「新しい政治性」についてのメモ。

日本的想像力→ポストモダン状況の徹底した想像力。その先進性を考えること。
10年代→新しい「政治性」の設定、関連付けを考えていくこと。「ネオテニー化」という成熟。

システムと実存の切り分け、政治と文学の切り分け。

現在批評にはアーキテクチャ派とコンテンツ派との2つに分けてしまう傾向が生まれている。宇野常寛さんはこれを繋ぐ回路を作っていきたい、という。それが10年代の想像力といういうことになる、と。10年代は「システム改変的想像力」へ、ということか。
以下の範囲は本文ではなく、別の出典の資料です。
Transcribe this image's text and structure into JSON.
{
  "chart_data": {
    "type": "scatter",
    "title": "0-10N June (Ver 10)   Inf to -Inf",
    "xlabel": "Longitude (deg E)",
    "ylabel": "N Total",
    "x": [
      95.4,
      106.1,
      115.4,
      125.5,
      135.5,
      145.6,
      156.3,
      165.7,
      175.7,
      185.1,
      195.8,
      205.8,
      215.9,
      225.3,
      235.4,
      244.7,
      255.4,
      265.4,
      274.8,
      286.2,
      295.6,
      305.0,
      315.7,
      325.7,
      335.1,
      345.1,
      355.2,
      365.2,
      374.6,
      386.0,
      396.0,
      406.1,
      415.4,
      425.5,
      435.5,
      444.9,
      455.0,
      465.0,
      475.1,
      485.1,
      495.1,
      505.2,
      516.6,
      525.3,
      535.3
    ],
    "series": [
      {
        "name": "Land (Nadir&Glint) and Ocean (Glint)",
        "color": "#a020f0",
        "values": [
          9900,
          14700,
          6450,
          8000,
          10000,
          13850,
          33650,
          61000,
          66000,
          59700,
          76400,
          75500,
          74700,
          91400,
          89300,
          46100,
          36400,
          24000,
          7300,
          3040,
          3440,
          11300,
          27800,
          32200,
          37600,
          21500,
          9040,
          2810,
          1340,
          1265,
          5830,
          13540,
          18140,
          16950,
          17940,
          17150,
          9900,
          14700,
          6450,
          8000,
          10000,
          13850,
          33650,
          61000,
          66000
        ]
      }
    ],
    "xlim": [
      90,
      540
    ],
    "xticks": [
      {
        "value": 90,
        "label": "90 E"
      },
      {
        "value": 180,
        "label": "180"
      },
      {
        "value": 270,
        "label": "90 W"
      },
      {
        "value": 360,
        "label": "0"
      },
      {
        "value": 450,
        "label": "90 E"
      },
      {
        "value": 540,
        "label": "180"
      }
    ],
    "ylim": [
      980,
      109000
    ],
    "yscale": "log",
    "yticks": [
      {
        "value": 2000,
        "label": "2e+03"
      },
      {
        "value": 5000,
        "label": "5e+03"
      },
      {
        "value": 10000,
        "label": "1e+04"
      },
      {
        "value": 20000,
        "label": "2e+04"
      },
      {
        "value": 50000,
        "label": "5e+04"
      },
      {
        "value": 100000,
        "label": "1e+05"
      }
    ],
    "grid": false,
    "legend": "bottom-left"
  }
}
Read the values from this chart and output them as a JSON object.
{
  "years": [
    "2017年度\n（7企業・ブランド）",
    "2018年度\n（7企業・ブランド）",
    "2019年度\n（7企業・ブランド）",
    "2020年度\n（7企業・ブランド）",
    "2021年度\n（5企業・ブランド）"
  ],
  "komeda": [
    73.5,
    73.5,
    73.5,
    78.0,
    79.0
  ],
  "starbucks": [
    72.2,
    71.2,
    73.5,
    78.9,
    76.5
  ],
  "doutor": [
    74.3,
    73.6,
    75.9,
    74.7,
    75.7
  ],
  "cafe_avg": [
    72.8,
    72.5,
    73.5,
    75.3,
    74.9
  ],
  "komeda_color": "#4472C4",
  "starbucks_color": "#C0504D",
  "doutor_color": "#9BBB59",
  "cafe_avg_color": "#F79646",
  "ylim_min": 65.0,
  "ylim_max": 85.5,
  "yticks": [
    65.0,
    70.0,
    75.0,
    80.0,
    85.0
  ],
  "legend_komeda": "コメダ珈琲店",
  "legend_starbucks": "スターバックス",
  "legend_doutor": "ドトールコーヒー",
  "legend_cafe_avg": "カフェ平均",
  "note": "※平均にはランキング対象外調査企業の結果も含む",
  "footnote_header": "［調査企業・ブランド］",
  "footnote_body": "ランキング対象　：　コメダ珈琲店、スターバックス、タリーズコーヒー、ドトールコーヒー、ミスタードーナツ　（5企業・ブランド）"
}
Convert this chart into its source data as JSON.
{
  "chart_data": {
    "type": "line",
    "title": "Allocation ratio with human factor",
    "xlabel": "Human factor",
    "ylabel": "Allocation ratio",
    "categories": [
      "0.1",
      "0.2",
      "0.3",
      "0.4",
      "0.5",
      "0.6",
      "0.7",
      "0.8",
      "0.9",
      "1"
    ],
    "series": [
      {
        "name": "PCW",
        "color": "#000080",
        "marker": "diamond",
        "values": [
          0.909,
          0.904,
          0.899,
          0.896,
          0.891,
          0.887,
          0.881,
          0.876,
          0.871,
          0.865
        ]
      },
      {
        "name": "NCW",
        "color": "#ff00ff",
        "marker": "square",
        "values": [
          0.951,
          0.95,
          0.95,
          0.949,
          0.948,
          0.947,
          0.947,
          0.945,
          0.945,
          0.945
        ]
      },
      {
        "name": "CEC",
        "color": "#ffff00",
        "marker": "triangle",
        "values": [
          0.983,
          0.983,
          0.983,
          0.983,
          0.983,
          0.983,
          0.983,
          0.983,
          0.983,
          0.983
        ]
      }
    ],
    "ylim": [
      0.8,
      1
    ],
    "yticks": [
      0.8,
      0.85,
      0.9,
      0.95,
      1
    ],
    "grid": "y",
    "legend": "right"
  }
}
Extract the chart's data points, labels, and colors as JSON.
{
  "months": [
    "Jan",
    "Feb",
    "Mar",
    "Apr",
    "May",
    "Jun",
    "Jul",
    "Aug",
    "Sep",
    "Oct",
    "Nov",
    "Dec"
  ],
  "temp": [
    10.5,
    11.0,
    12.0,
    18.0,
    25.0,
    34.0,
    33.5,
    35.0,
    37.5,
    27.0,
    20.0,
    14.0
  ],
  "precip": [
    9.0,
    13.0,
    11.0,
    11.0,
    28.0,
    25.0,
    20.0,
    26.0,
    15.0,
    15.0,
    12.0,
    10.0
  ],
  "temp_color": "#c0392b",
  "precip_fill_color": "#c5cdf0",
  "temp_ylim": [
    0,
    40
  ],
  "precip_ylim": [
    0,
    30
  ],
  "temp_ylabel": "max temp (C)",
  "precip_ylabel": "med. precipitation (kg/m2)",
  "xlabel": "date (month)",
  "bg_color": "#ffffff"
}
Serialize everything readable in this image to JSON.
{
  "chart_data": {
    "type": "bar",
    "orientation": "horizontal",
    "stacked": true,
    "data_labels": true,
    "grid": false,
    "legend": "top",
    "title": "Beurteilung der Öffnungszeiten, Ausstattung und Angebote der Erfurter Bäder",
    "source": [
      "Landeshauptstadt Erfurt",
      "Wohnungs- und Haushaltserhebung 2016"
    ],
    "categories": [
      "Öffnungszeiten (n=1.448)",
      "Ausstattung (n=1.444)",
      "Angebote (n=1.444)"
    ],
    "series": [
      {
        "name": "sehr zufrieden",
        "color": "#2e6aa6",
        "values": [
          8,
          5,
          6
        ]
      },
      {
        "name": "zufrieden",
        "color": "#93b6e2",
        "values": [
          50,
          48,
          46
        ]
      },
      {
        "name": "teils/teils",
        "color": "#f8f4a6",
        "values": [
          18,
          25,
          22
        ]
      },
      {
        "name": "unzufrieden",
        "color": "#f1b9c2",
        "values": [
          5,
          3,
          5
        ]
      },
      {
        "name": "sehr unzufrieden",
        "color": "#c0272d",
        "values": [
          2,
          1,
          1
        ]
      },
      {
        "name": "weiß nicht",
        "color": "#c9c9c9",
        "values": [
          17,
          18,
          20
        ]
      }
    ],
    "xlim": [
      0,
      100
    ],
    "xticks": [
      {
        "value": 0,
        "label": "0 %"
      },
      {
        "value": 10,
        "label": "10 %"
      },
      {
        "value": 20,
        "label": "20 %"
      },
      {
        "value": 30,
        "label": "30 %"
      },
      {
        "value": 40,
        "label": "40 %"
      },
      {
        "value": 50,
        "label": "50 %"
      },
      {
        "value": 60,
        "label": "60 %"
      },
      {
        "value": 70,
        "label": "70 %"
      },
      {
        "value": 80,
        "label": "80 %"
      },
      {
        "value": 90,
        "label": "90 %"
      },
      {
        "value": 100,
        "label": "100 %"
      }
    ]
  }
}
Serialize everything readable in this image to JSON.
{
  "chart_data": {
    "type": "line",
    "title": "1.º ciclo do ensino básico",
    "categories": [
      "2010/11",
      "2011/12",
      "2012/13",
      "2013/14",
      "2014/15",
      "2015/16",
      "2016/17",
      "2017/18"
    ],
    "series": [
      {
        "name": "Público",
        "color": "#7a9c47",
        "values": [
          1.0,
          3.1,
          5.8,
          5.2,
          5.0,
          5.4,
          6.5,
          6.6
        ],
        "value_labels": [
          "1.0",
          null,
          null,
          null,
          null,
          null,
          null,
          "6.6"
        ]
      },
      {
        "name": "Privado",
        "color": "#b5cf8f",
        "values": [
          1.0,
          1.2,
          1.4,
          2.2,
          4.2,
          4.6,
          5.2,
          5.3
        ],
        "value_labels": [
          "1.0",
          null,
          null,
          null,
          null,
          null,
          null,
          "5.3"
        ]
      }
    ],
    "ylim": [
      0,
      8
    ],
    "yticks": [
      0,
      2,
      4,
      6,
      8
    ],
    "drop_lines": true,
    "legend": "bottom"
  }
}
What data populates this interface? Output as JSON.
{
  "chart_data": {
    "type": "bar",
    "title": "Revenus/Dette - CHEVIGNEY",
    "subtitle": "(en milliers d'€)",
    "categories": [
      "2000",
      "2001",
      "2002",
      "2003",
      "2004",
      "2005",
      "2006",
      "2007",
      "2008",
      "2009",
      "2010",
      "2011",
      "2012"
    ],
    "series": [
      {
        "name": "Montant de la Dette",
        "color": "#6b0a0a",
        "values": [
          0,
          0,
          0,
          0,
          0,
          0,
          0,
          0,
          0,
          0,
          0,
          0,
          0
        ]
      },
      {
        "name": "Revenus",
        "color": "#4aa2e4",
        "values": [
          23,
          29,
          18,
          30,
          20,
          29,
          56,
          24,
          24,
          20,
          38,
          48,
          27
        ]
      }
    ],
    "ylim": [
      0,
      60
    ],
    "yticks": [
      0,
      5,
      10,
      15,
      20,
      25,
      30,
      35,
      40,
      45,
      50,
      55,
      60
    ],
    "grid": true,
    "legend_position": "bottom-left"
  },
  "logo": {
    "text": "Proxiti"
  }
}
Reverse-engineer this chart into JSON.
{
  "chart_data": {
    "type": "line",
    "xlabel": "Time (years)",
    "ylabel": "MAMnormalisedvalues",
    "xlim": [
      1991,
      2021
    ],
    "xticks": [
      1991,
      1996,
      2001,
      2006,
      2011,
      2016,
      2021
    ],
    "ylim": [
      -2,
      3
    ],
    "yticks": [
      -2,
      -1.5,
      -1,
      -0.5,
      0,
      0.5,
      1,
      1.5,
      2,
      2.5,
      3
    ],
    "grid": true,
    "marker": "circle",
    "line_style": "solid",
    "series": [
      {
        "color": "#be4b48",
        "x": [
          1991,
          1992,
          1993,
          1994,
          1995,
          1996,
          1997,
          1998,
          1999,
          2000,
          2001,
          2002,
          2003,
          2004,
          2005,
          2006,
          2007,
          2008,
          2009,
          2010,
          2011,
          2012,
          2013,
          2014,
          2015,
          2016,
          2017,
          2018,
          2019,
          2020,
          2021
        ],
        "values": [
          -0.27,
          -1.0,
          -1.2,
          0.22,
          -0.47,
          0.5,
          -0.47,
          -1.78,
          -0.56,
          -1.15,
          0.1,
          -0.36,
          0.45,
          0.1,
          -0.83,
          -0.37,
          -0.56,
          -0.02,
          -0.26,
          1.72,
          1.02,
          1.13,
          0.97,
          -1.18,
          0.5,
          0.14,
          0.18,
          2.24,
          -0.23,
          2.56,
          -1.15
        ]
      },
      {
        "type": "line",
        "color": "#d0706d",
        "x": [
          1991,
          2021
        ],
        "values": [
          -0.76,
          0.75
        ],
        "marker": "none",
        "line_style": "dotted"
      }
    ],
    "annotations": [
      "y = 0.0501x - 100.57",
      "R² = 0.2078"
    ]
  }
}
気になるのは、「ロスジェネ」や「フリーターズフリー」や「素人の乱」界隈の政治性とどのような形で距離を取っていくのかということ。言動を政治に伝える回路という点では、そのあたりの論壇のノウハウというのものがそれなりに既にあると思われるが、そこで知覚されていない「政治性」なるものを生成・構築・言語化していくということか。宇野さんはそのあたりの人々の活動は文学の領域に留まり、政治には届いていないのではないか、という。では文学の域を出て政治に届けるためにはどのような「政治性」の設定がこれから必要なのか。この日本的な状況を生かす語りで政治性への想像力を作り上げていくということはどういうことなのだろうか。

そしてもうひとつの政治性の構築のありかたとして、この日本に政治的なダイナミズムがないのならそれを欧米諸国のように作りあげていくことも可能なのではないかという発想も考えられうる。

この2つの政治性の設定、それは「ストリート系現代思想」と「オタク系現代思想」との「政治性」の違いということにもなるのかもしれない。

「ストリート系現代思想」ではこれから日本が社会の厚みを獲得していく中で少しずつ現実味を帯びてくる政治性のあり方を提示しているように思われる。一方、「オタク系現代思想」の流れからの政治性についてはその反対に社会の厚みの無さから獲得される政治性という風にも考えられる。

それはもしかしたらライフスタイル違いからくる「政治性」の表象の違いかもしれない。そうすると「政治性」の多様性の設計がこれからなされていく、ということか。

「ストリート系現代思想」においては「政治性」の設定はある程度つくられているように思われる。それは国外に依拠する思想家や活動家が存在するからだ。「オタク系現代思想」の設定する「政治性」は確かに参照項が存在しないように思われる。もしそれが言語化されていけば、大きなプラットホームとして機能していくのかもしれない。未だ、「現代日本」の現代思想はうまく言語化されてはいない。現状から未来を構築していく言語を獲得していくこと、想像力を獲得していくこと。それが10年代の僕たちの進むべき未来なのだろうか。多くの残された課題をひとつひとつ真摯に取り組んでいくこと、その地道さもその想像力の回路に組み込んでいけたらいいなと思います。